The maintenance page
This page will be displayed on the browser that the visitor arriving at your blog for maintenance:
<?phpob_start();header('HTTP/1.1 503 Service Temporarily Unavailable');header('Status: 503 Service Temporarily Unavailable');header('Retry-After: 3600');header('X-Powered-By:');?><!DOCTYPE html PUBLIC "-//W3C//DTD XHTML 1.0 Strict//EN" "http://www.w3.org/TR/xhtml1/DTD/xhtml1-strict.dtd"><html xml:lang="en" lang="en" xmlns="http://www.w3.org/1999/xhtml"><html><head><meta http-equiv="Content-Type" content="text/html; charset=UTF-8" /><title>Blog is under maintenance</title><meta name="robots" content="none" /></head><body><!-- Your custom message --></body></html>
It uses the HTTP code 503 which means that the server is currently unavailable due to overloading or maintenance. Moreover, the code 503 is accompanied by another message indicating the robots not to index this page (content = “none”).
Just drop this file now “503.php” in the root of your web server.

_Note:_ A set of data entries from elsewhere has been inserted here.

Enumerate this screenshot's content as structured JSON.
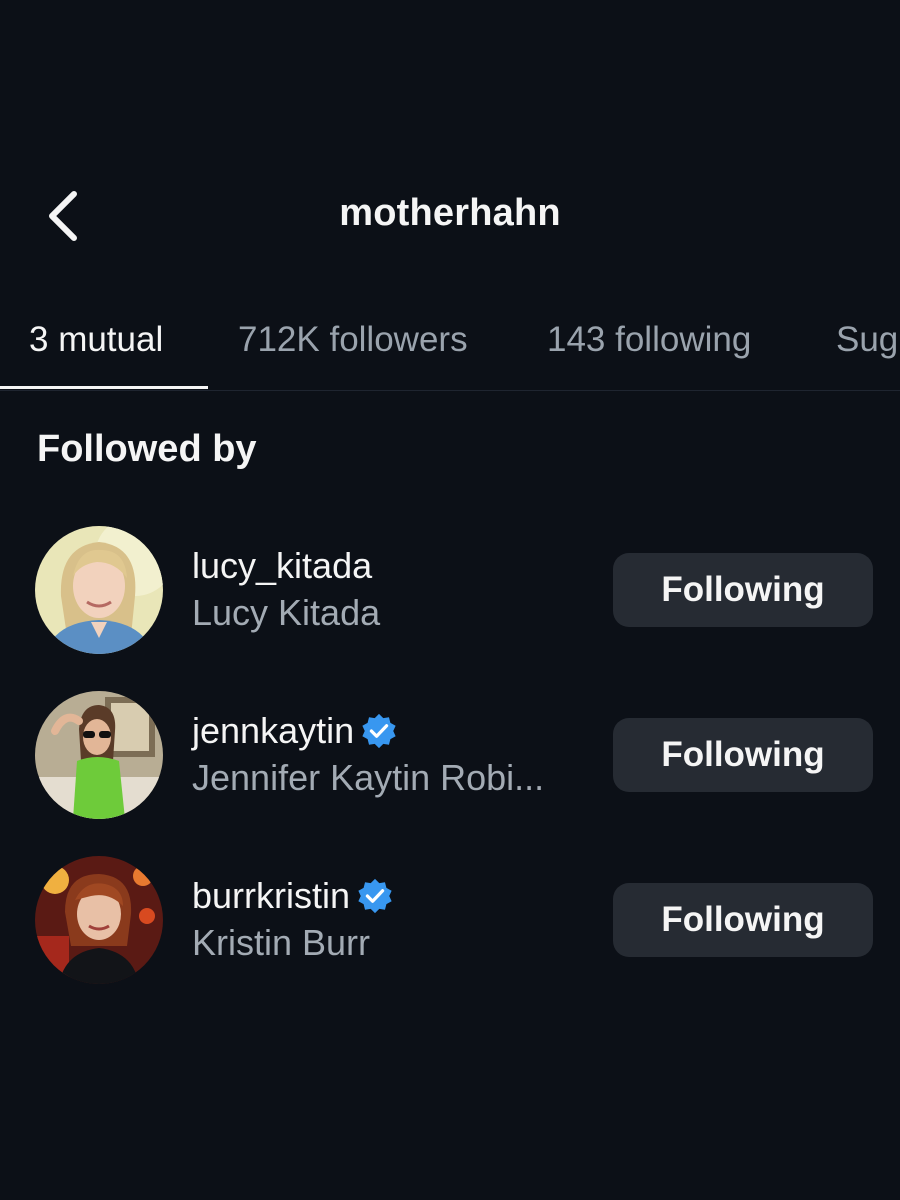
{
  "header": {
    "title": "motherhahn",
    "back_icon": "chevron-left-icon"
  },
  "tabs": [
    {
      "label": "3 mutual",
      "active": true
    },
    {
      "label": "712K followers",
      "active": false
    },
    {
      "label": "143 following",
      "active": false
    },
    {
      "label": "Sug",
      "active": false
    }
  ],
  "section": {
    "title": "Followed by"
  },
  "users": [
    {
      "username": "lucy_kitada",
      "full_name": "Lucy Kitada",
      "verified": false,
      "button_label": "Following"
    },
    {
      "username": "jennkaytin",
      "full_name": "Jennifer Kaytin Robi...",
      "verified": true,
      "button_label": "Following"
    },
    {
      "username": "burrkristin",
      "full_name": "Kristin Burr",
      "verified": true,
      "button_label": "Following"
    }
  ],
  "colors": {
    "background": "#0c1017",
    "button_bg": "#262b33",
    "verified_blue": "#3897f0",
    "secondary_text": "#a3abb4"
  }
}
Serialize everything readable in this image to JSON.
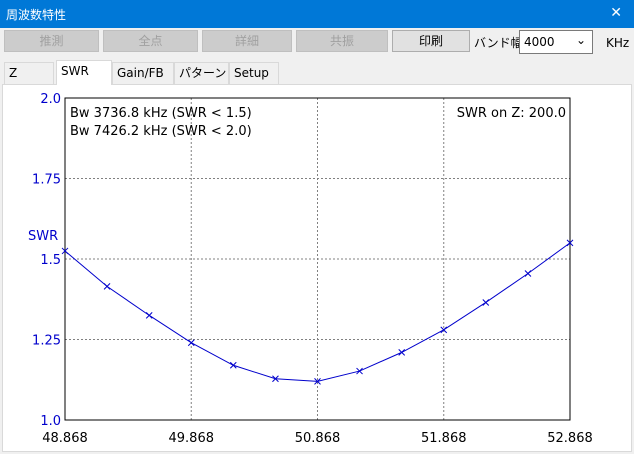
{
  "window": {
    "title": "周波数特性",
    "close_icon": "close-icon"
  },
  "toolbar": {
    "buttons": [
      {
        "label": "推測",
        "enabled": false
      },
      {
        "label": "全点",
        "enabled": false
      },
      {
        "label": "詳細",
        "enabled": false
      },
      {
        "label": "共振",
        "enabled": false
      },
      {
        "label": "印刷",
        "enabled": true
      }
    ],
    "band_label": "バンド幅",
    "band_value": "4000",
    "unit": "KHz"
  },
  "tabs": [
    {
      "label": "Z",
      "active": false
    },
    {
      "label": "SWR",
      "active": true
    },
    {
      "label": "Gain/FB",
      "active": false
    },
    {
      "label": "パターン",
      "active": false
    },
    {
      "label": "Setup",
      "active": false
    }
  ],
  "chart_data": {
    "type": "line",
    "ylabel": "SWR",
    "xlim": [
      48.868,
      52.868
    ],
    "ylim": [
      1.0,
      2.0
    ],
    "x_ticks": [
      "48.868",
      "49.868",
      "50.868",
      "51.868",
      "52.868"
    ],
    "y_ticks": [
      "1.0",
      "1.25",
      "1.5",
      "1.75",
      "2.0"
    ],
    "grid": true,
    "annotations": [
      "Bw 3736.8 kHz (SWR < 1.5)",
      "Bw 7426.2 kHz (SWR < 2.0)",
      "SWR on Z: 200.0"
    ],
    "series": [
      {
        "color": "#0000cc",
        "x": [
          48.868,
          49.201,
          49.535,
          49.868,
          50.201,
          50.535,
          50.868,
          51.201,
          51.535,
          51.868,
          52.201,
          52.535,
          52.868
        ],
        "y": [
          1.525,
          1.415,
          1.325,
          1.24,
          1.17,
          1.128,
          1.12,
          1.152,
          1.21,
          1.28,
          1.365,
          1.455,
          1.55
        ]
      }
    ],
    "axis_color": "#0000cc",
    "grid_color": "#808080"
  }
}
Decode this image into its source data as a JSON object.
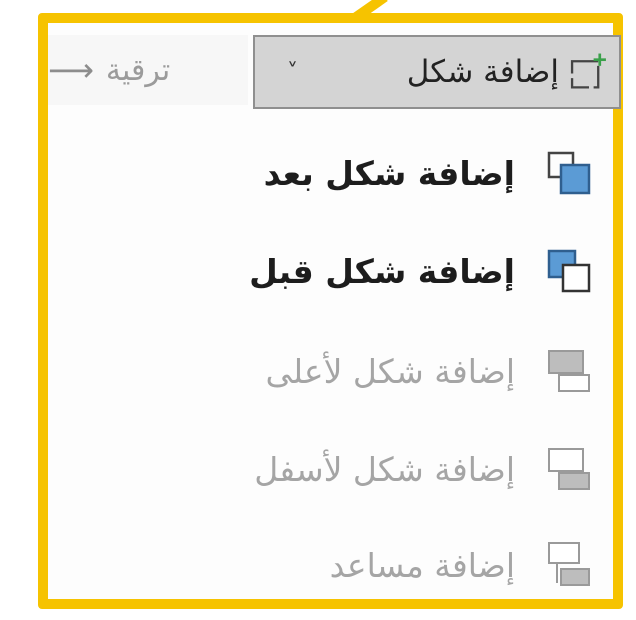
{
  "toolbar": {
    "add_shape_label": "إضافة شكل",
    "promote_label": "ترقية",
    "chevron": "˅"
  },
  "menu": {
    "items": [
      {
        "label": "إضافة شكل بعد",
        "enabled": true,
        "icon": "add-shape-after-icon"
      },
      {
        "label": "إضافة شكل قبل",
        "enabled": true,
        "icon": "add-shape-before-icon"
      },
      {
        "label": "إضافة شكل لأعلى",
        "enabled": false,
        "icon": "add-shape-above-icon"
      },
      {
        "label": "إضافة شكل لأسفل",
        "enabled": false,
        "icon": "add-shape-below-icon"
      },
      {
        "label": "إضافة مساعد",
        "enabled": false,
        "icon": "add-assistant-icon"
      }
    ]
  },
  "colors": {
    "highlight_border": "#f6c300",
    "shape_blue": "#5b9bd5",
    "disabled_gray": "#a5a5a5"
  }
}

.Htaccess special maintenance
This file is not to replace your present .htaccess, this is for special maintenance that will be activated at the time of maintenance. Name this file as 503.htaccess, when you want to activate your maintenance, simply rename the existing .Htaccess to temporay.htaccess and 503.htaccess to .htaccess. More clearly: it activates one or the other of two files by renaming them.
Options +FollowSymLinksRewriteEngine OnRewriteBase /RewriteCond %{REMOTE_ADDR} !^ 123 \. 123 \. 123 \. 123RewriteCond %{REQUEST_URI} !^/503.php [NC]RewriteRule .* /503.php [L]
The 4th line should be modified according to your IP address for your blog is still accessible to you and only during maintenance.
And now, with these two small files you can update your blog quietly while preventing your readers that your blog will be back online after maintenance. This way you will avoid to submit a blog all broken and not working during this time.
Good idea. In this case, we simply took the site down for a few hours so a 503 probably wasn?t necessary. Great suggestion for longer cases though.